Dampak Perang, F1 Resmi Coret GP Bahrain dan Arab Saudi
ilustrasi pembalap Mercedes di Formula 1 (pexels.com/Jonathan Borba)
Intinya Sih
  • Formula 1 resmi membatalkan Grand Prix Bahrain dan Arab Saudi musim 2026 karena situasi keamanan di Timur Tengah yang memanas akibat konflik antara Amerika Serikat, Israel, dan Iran.
  • Tidak ada seri pengganti untuk dua balapan tersebut, sehingga kalender F1 April kosong dan total seri musim 2026 berkurang dari 24 menjadi 22 balapan.
  • Keputusan ini diambil bersama FIA demi keselamatan seluruh pihak, juga berdampak pada pembatalan ajang pendukung seperti Formula 2, Formula 3, dan F1 Academy.
Disclaimer: This was created using Artificial Intelligence (AI)
Is this "Intinya Sih" helpful?

Jakarta, IDN Times - Ajang balap Formula 1 resmi membatalkan dua seri balapan di Timur Tengah musim 2026. Keputusan tersebut diumumkan pada Minggu (15/3/2026) setelah evaluasi situasi keamanan di kawasan yang memanas akibat konflik antara Amerika Serikat, Israel, dan Iran.

Dua balapan yang dipastikan tidak jadi digelar adalah Grand Prix Bahrain dan Grand Prix Arab Saudi, yang sebelumnya dijadwalkan berlangsung pada 12 dan 19 April 2026.

"Hari ini telah dikonfirmasi, setelah melalui evaluasi yang cermat, dan mengingat situasi yang sedang berlangsung di kawasan Timur Tengah, Grand Prix Bahrain dan Arab Saudi tidak akan digelar pada bulan April," tulis pernyataan resmi Formula 1.

Penyelenggara menyebut sejumlah opsi sempat dibahas untuk mengganti dua balapan tersebut. Namun setelah mempertimbangkan berbagai faktor, tidak ada seri pengganti yang dimasukkan ke kalender balap April.

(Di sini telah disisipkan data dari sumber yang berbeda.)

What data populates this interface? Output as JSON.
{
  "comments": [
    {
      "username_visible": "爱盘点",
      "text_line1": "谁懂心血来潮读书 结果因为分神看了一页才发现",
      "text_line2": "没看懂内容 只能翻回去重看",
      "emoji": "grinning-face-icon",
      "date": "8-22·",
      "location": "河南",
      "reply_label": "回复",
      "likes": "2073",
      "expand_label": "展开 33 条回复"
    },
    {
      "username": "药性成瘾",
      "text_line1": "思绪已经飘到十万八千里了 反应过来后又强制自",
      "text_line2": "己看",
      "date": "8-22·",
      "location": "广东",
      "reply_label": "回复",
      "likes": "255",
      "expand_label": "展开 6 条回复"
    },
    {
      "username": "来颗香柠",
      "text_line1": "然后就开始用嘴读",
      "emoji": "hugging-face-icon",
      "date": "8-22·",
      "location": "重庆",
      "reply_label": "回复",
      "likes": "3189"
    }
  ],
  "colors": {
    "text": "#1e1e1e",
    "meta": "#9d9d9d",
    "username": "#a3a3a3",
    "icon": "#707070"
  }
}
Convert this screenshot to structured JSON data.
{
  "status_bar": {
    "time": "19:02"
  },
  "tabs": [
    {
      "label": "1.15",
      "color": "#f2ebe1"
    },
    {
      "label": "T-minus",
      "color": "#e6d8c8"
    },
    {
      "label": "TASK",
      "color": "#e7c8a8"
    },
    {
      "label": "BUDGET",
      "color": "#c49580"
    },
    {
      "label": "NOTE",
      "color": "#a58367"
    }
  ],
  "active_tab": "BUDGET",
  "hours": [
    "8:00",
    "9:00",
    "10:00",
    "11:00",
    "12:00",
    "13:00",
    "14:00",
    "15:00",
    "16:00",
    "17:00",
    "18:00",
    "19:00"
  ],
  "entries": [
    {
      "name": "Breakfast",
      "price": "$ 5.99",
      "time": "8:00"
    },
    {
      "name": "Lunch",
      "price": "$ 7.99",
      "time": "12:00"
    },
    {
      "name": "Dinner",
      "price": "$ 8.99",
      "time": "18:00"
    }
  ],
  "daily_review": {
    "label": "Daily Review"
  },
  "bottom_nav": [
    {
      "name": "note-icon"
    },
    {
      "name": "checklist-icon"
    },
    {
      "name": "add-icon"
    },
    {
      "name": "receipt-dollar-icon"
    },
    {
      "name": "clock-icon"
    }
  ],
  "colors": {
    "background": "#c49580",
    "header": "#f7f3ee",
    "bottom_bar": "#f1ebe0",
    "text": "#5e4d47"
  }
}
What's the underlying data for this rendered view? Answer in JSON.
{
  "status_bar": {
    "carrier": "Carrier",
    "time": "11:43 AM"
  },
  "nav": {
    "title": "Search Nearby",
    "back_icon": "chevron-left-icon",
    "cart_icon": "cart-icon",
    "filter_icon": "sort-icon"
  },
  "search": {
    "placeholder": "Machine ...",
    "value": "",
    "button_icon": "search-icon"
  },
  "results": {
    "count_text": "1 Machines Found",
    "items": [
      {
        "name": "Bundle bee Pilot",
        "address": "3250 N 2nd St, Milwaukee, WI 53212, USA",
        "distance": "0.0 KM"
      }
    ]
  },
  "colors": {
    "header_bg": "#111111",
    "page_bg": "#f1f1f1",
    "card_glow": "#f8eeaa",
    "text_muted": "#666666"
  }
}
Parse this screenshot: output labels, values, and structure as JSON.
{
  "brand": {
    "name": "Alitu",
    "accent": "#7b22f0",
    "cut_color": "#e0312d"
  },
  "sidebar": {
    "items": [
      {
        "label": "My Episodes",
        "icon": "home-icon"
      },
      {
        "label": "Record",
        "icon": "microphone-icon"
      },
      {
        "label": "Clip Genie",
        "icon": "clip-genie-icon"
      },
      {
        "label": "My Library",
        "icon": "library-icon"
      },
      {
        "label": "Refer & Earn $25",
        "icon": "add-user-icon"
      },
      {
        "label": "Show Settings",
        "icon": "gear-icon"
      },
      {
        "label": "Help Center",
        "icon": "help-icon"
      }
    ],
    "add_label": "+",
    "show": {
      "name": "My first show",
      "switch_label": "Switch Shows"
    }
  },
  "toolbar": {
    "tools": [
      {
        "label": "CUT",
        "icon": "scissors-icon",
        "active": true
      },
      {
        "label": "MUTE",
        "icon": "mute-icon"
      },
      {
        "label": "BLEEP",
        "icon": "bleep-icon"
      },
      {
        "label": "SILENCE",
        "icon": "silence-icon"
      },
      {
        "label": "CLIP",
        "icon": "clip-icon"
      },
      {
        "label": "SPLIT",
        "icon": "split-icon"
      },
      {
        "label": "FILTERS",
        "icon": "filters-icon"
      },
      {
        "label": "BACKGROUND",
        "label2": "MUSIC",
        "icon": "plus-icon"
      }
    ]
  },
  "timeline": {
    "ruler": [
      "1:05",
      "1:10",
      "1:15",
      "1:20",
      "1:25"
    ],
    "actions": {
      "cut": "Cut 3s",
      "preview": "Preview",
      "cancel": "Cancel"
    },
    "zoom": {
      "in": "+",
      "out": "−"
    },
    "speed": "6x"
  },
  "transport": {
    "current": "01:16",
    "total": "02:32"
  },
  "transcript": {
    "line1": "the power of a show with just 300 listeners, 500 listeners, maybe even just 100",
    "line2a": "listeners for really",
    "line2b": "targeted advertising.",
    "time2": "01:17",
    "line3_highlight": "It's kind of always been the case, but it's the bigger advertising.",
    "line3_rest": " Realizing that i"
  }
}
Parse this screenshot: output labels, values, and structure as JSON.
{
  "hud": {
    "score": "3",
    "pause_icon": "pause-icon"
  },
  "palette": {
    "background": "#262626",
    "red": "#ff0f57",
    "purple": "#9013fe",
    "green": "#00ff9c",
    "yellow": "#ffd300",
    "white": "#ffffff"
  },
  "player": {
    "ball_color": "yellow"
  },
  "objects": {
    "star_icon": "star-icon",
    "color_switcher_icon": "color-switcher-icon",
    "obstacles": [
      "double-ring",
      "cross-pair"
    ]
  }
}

"Meskipun beberapa alternatif telah dipertimbangkan, pada akhirnya diputuskan bahwa tidak akan ada penggantian balapan pada bulan April," lanjut pernyataan tersebut.

Pembatalan ini tak cuma berdampak pada ajang Formula 1. Seri pendukung seperti Formula 2, Formula 3, dan F1 Academy juga dipastikan tidak digelar.

Keputusan diambil setelah koordinasi dengan federasi otomotif dunia, Federation Internationale de l'Automobile (FIA).

Presiden dan CEO Formula 1, Stefano Domenicali, menyebut keputusan tersebut sebagai langkah sulit, tetapi perlu diambil demi keselamatan semua pihak.

"Meskipun ini merupakan keputusan yang sulit untuk diambil, sayangnya ini adalah keputusan yang tepat pada tahap ini mengingat situasi terkini di Timur Tengah," ujar Domenicali.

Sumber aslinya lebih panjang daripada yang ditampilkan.